I rischi della transizione
Ebbene, oggi anche The New York Times è costretto a scendere a patti con la realtà e ad ammettere che le terapie, specie ormonali ma ovviamente anche chirurgiche, applicate a ragazzini giovanissimi, anzi a bambini di 10 o 11 anni, costituiscono un rischio e un pericolo. E ciò sia dal punto di vista dell’integrità fisica, sia da quello del benessere psicologico. Intervenire con trattamenti massicci e invasivi sul delicato equilibrio fra corpo e psiche, particolarmente sensibile nella fascia d’età, è un errore che può comportare conseguenze gravi, facendo saltare l’ingranaggio sofisticato che regola l’insieme della persona.

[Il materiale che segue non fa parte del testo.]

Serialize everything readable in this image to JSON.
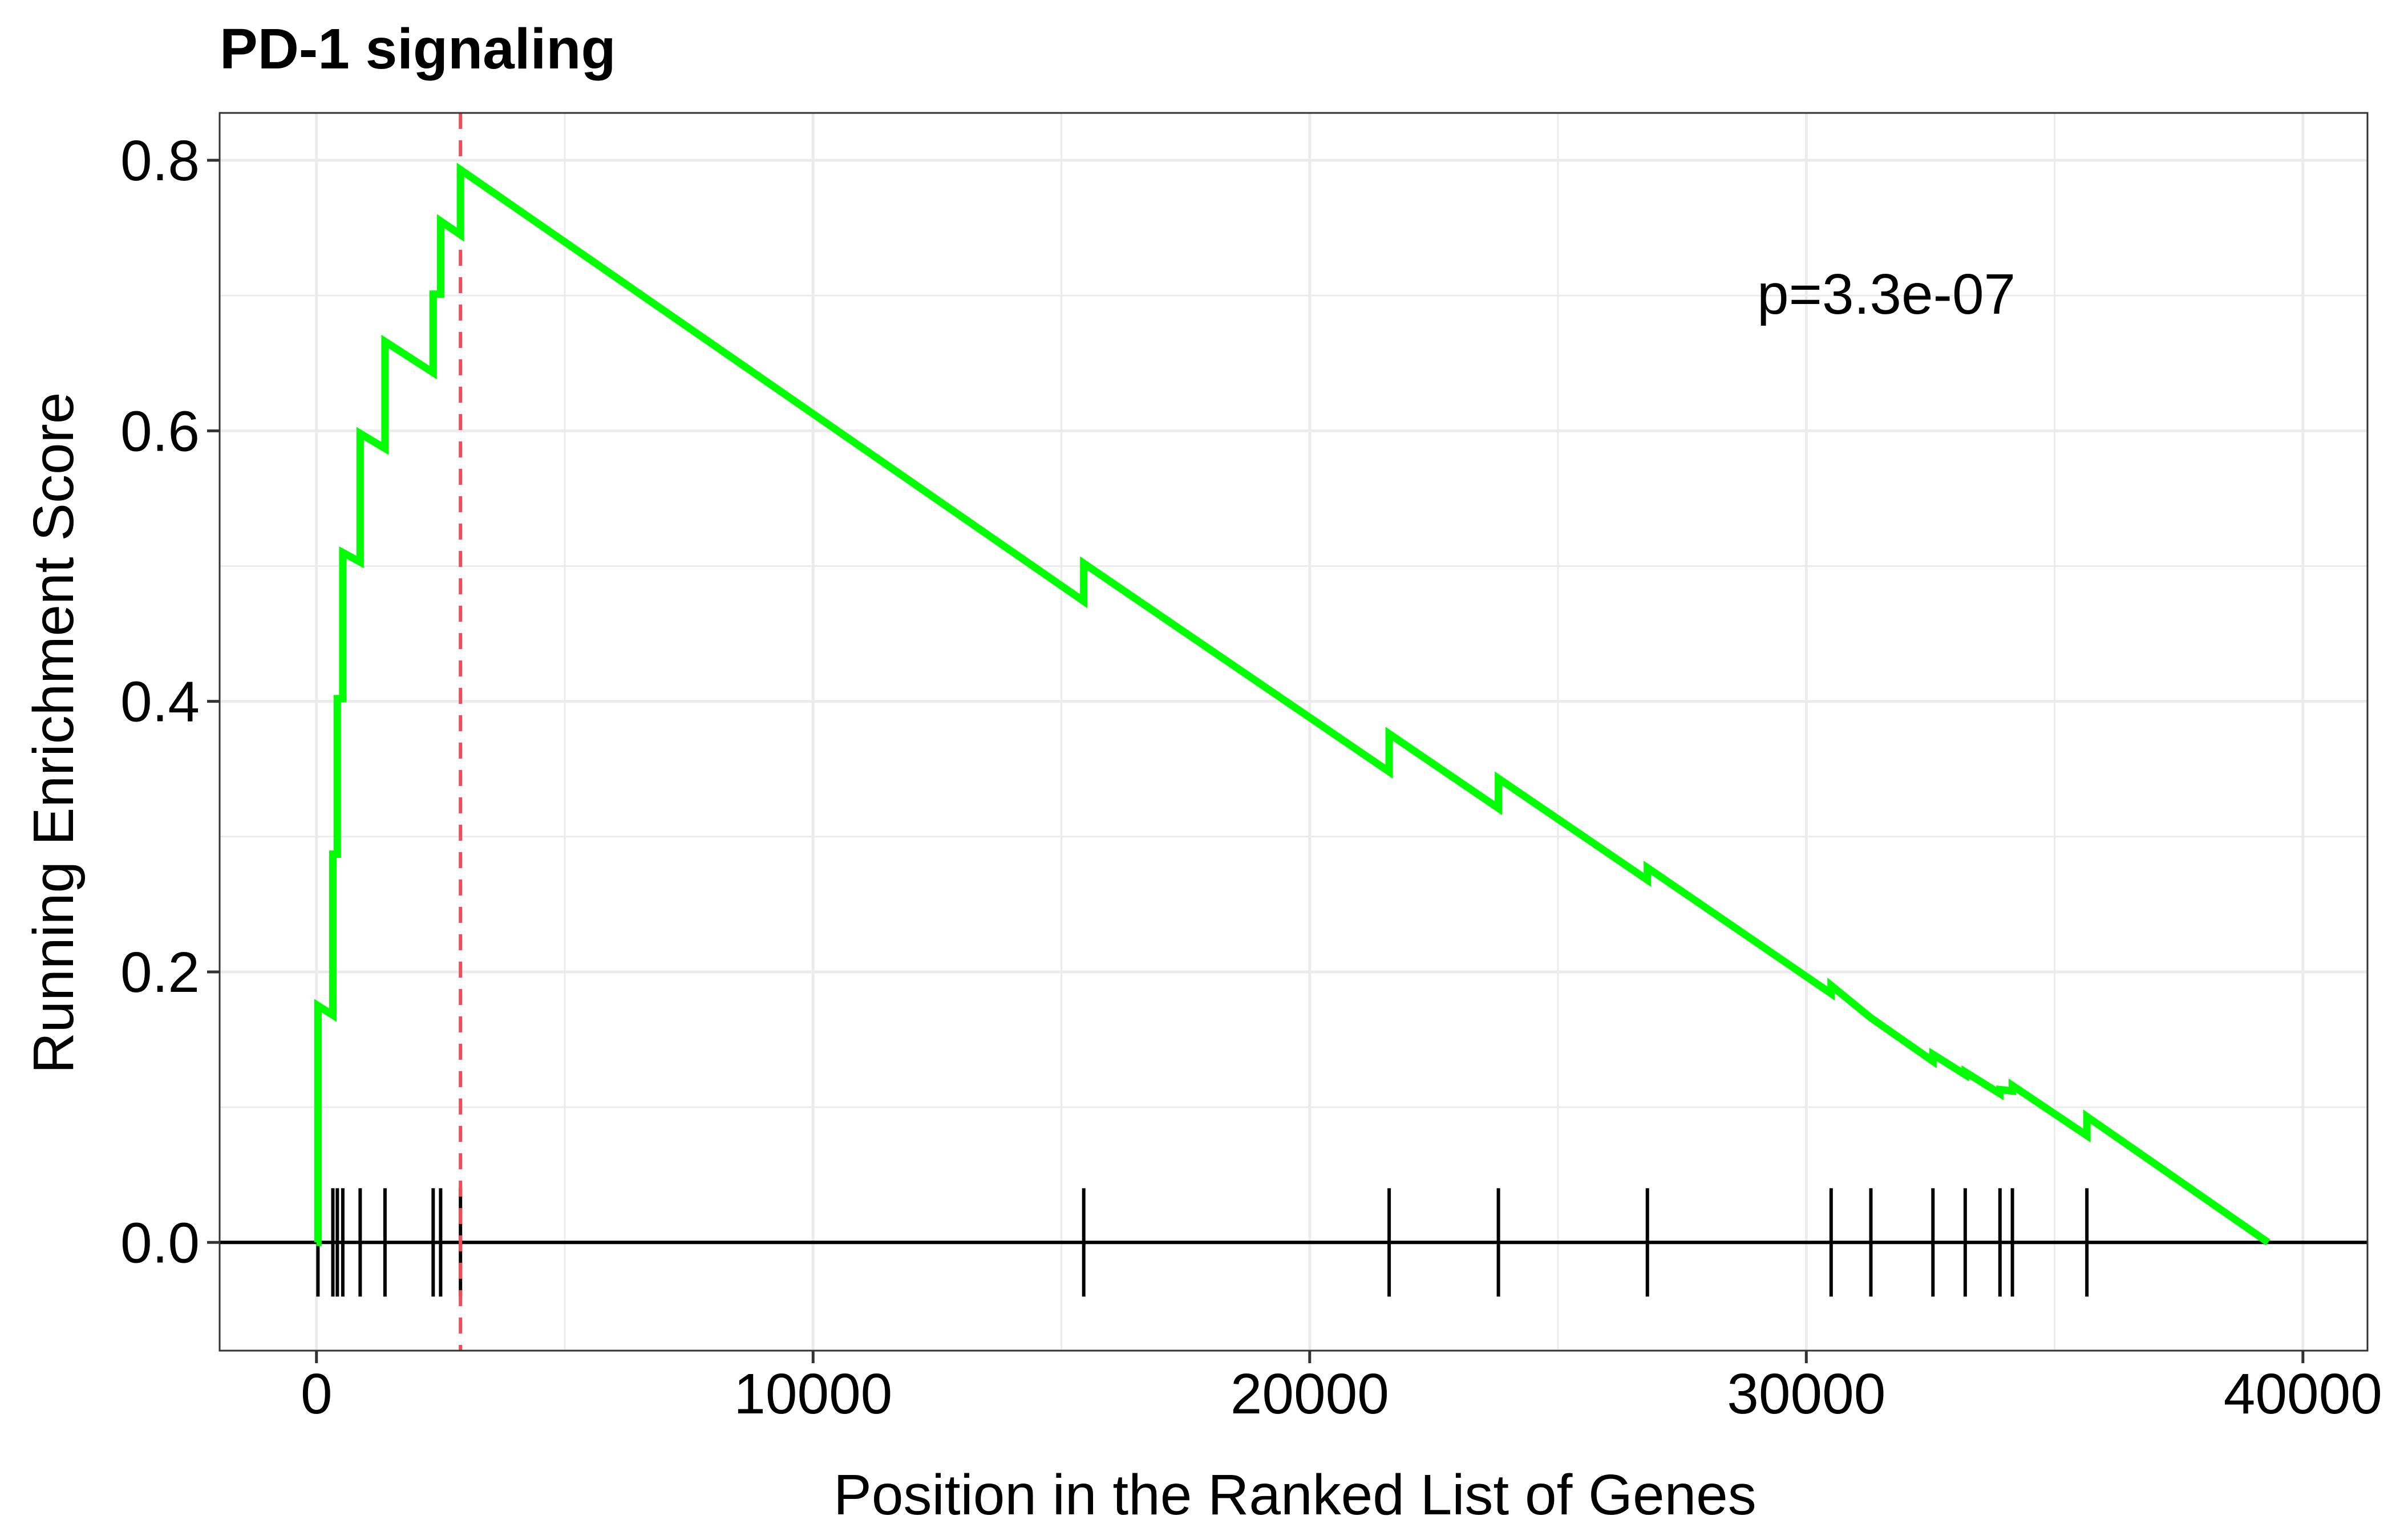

Proprio il contrario di ciò che si sostiene di voler ottenere.
Tali conseguenze sono fisiche, dal momento che spesso tali trattamenti comportano la perdita irreversibile della fertilità, e psicologiche, sino ai comportamenti autolesionistici o addirittura suicidari, come affermano anche per gli adulti alcuni studi clinici accreditati.

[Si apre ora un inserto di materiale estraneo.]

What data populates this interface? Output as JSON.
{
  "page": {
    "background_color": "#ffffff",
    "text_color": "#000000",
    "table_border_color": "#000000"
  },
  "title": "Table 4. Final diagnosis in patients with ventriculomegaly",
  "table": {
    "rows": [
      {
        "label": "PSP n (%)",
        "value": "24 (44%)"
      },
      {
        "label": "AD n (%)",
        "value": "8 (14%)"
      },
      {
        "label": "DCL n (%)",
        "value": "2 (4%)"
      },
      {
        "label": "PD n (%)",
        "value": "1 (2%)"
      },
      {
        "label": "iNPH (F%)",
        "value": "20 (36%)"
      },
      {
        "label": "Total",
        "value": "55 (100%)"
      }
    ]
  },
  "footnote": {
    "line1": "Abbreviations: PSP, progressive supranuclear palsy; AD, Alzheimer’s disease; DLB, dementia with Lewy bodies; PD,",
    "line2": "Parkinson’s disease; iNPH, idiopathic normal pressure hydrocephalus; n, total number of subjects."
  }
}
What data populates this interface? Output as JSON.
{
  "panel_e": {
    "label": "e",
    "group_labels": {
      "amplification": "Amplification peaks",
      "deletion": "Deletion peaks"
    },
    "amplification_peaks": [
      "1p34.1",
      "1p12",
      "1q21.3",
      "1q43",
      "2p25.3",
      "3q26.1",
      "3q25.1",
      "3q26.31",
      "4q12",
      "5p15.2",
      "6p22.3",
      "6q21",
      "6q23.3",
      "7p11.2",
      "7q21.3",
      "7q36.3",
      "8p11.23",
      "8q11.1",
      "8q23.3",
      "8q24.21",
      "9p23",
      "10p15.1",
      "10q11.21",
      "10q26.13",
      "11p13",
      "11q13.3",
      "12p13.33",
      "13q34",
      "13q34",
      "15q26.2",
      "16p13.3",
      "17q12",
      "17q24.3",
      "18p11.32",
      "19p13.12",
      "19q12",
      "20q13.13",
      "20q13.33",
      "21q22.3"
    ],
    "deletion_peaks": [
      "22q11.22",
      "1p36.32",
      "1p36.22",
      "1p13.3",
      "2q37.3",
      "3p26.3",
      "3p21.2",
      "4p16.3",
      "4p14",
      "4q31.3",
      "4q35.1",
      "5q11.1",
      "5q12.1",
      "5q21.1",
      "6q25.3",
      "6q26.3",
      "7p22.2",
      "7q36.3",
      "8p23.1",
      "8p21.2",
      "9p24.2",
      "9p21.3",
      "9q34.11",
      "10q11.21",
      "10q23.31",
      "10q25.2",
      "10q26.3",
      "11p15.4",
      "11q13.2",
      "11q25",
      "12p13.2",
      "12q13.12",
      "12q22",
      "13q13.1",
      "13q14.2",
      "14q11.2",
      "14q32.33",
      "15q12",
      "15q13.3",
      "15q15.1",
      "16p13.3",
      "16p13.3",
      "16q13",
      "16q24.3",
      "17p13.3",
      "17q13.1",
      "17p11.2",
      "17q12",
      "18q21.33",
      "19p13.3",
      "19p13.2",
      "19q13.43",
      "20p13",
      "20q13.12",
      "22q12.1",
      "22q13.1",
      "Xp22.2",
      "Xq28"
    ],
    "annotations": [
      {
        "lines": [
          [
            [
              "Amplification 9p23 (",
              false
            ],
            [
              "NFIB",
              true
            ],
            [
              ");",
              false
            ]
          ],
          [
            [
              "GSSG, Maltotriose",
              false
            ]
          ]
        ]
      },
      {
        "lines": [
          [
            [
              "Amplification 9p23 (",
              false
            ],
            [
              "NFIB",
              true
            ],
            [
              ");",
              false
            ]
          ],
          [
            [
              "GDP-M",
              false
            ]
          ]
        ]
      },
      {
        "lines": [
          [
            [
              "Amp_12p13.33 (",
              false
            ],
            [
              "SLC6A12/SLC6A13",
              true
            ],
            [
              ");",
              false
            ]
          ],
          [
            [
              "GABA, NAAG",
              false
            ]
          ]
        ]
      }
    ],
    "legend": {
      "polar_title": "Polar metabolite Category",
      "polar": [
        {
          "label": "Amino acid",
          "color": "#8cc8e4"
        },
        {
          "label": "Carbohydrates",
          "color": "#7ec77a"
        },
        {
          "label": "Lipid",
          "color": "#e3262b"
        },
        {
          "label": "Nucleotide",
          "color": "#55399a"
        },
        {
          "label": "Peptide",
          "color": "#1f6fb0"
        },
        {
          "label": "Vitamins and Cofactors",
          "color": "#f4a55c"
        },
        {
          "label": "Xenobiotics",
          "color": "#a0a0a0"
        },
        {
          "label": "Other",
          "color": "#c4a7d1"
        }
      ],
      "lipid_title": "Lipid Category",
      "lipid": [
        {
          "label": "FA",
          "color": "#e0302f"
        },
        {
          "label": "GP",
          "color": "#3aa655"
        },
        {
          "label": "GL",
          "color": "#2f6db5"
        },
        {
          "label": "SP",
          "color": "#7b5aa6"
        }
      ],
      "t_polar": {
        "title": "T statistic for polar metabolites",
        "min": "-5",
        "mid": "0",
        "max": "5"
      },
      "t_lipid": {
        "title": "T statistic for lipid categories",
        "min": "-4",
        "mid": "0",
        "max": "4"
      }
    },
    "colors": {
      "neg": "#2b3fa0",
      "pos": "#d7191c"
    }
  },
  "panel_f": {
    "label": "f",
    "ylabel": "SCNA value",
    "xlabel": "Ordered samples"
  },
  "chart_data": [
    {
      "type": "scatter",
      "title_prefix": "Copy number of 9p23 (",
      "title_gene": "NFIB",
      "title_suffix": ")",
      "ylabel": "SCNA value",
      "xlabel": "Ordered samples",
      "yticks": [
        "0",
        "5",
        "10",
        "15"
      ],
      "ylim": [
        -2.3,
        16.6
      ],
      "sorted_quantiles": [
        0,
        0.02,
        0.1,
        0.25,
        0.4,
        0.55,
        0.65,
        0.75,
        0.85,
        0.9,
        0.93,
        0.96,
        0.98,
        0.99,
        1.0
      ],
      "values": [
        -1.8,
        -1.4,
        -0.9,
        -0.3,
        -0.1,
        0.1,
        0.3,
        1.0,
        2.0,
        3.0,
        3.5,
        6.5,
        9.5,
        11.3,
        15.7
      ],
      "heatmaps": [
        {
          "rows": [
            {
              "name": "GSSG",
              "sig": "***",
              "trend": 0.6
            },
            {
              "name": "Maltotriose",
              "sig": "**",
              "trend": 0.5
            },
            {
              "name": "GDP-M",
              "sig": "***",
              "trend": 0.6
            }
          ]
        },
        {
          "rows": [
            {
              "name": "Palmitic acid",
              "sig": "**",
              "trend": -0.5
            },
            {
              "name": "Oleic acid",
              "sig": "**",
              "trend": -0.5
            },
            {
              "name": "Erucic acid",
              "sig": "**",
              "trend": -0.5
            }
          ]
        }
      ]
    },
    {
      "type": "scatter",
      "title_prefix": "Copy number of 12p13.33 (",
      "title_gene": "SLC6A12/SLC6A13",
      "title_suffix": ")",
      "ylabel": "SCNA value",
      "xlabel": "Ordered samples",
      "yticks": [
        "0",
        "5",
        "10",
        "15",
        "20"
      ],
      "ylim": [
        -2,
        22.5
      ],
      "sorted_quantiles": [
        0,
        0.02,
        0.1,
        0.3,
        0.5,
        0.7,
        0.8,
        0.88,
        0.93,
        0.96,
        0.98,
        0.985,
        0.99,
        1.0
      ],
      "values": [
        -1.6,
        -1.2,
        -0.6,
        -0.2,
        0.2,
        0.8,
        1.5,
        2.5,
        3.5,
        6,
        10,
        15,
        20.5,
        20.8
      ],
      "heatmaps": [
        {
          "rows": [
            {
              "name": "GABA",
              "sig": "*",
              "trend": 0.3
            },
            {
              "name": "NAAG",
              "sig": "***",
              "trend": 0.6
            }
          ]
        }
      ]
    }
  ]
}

Il capitolo dedicato all’età adolescenziale del testo pubblicato dal WPATH, contenente le nuove linee guida per il trattamento della disforia di genere, evidenzia tutti questi rischi e tutti questi pericoli, e il quotidiano di New York non può che cautamente ammetterli.
La nuova ortodossia
Ciò che colpisce, in tutta questa vicenda, è specialmente la mistificazione che negli ultimi anni è stata portata avanti a proposito dell’intero “pacchetto” che riguarda la tendenza sempre maggiore degli adolescenti verso la transizione, la negazione dei punti critici che assecondare tale transizione presenti, gli ostacoli posti invece ai tanti che, nel tempo, si fossero resi conto che il proprio corpo non era affatto sbagliato e volessero tornare indietro, effettuando quella che si chiama de-transizione. Il caso di Keira Bell, con il suo carico di dolore e desolazione, è emblematico.

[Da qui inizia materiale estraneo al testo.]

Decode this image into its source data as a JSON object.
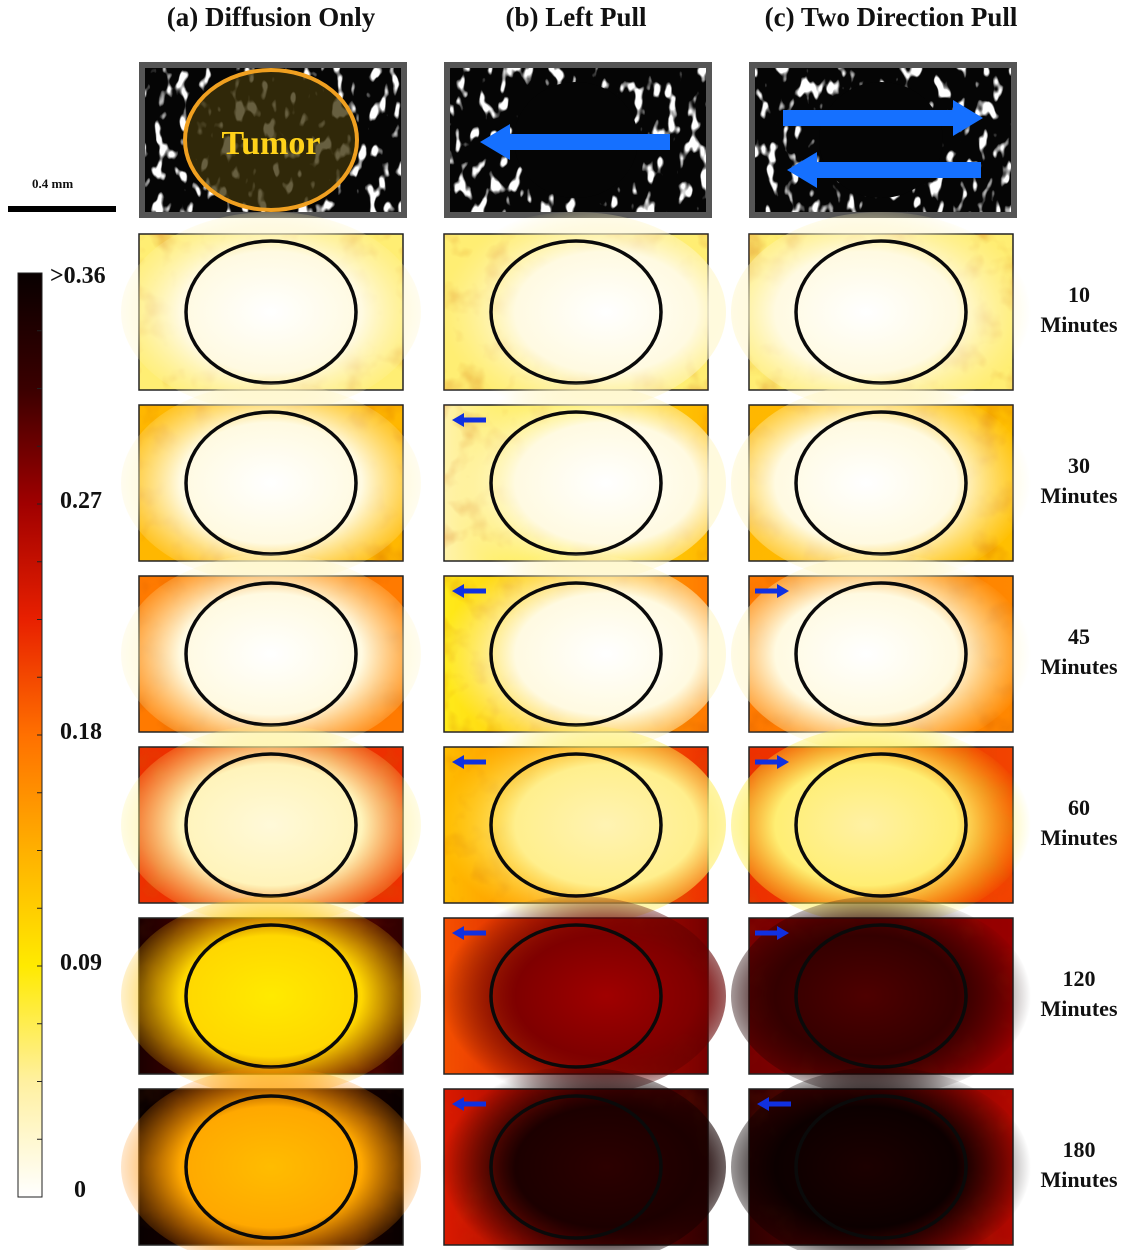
{
  "columns": [
    {
      "title": "(a) Diffusion Only",
      "mode": "diffusion"
    },
    {
      "title": "(b) Left Pull",
      "mode": "left"
    },
    {
      "title": "(c) Two Direction Pull",
      "mode": "two"
    }
  ],
  "tumor_label": "Tumor",
  "scale_bar_label": "0.4  mm",
  "rows": [
    {
      "time": "10",
      "unit": "Minutes",
      "level": 0.18
    },
    {
      "time": "30",
      "unit": "Minutes",
      "level": 0.36
    },
    {
      "time": "45",
      "unit": "Minutes",
      "level": 0.48
    },
    {
      "time": "60",
      "unit": "Minutes",
      "level": 0.6
    },
    {
      "time": "120",
      "unit": "Minutes",
      "level": 0.8
    },
    {
      "time": "180",
      "unit": "Minutes",
      "level": 0.9
    }
  ],
  "colorbar": {
    "labels": [
      ">0.36",
      "0.27",
      "0.18",
      "0.09",
      "0"
    ],
    "stops": [
      "#ffffff",
      "#fff0a0",
      "#ffea00",
      "#ffb000",
      "#ff7000",
      "#e82000",
      "#a00000",
      "#3a0000",
      "#080000"
    ]
  },
  "arrows": {
    "left": [
      "none",
      "left",
      "left",
      "left",
      "left",
      "left"
    ],
    "two": [
      "none",
      "none",
      "right",
      "right",
      "right",
      "left"
    ]
  },
  "colors": {
    "arrow": "#1030e0",
    "tumor_outline": "#f0a020",
    "tumor_text": "#ffd21a",
    "big_arrow": "#1570ff"
  }
}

Come afferma la Shrier, vi è stata finora e vi è tutt’ora una lettura falsata e falsa del fenomeno transgender nei giovanissimi. «Per quasi un decennio», ha dichiarato, «l’avanguardia del movimento per i diritti dei transgender ‒ medici, attivisti, celebrità e influencer transgender ‒ ha definito i confini della nuova ortodossia che circonda l’assistenza medica transgender: cosa è vero, cosa è falso, quali domande possono e non possono essere poste».
L’autrice va anche oltre nella denuncia delle responsabilità: «Hanno detto che era compito dei medici aiutare i minori nella transizione. Hanno detto che non era compito loro mettere in discussione la transizione e che chiunque lo facesse, compresi i genitori, era probabilmente transfobico. Hanno detto che qualsiasi preoccupazione per una sorta di contagio sociale tra le ragazze era una sciocchezza. E non hanno mai detto nulla sulla chiara possibilità che il blocco della pubertà, insieme agli ormoni sessuali incrociati, possa inibire una normale vita sessuale».
Gli esponenti dei movimenti LGBT, secondo la Shrier, non erano soli in quest’opera di distruzione: «i loro alleati nei media e a Hollywood hanno riportato storie e creato contenuti che hanno riaffermato questa ortodossia. Chiunque avesse osato non essere d’accordo o discostarsi da uno qualsiasi dei suoi principi fondamentali, comprese le giovani donne che avevano pubblicamente fatto ricorso alla de-transizione, veniva inevitabilmente diffamato come “hater” e accusato di danneggiare i bambini».
L’autrice prosegue affermando che «quella nuova ortodossia è andata troppo oltre». Troppo oltre rispetto alla verità, troppo oltre rispetto alla realtà, troppo oltre rispetto alla tutela autentica degli adolescenti. Resta da vedere se si riuscirà a fermarla.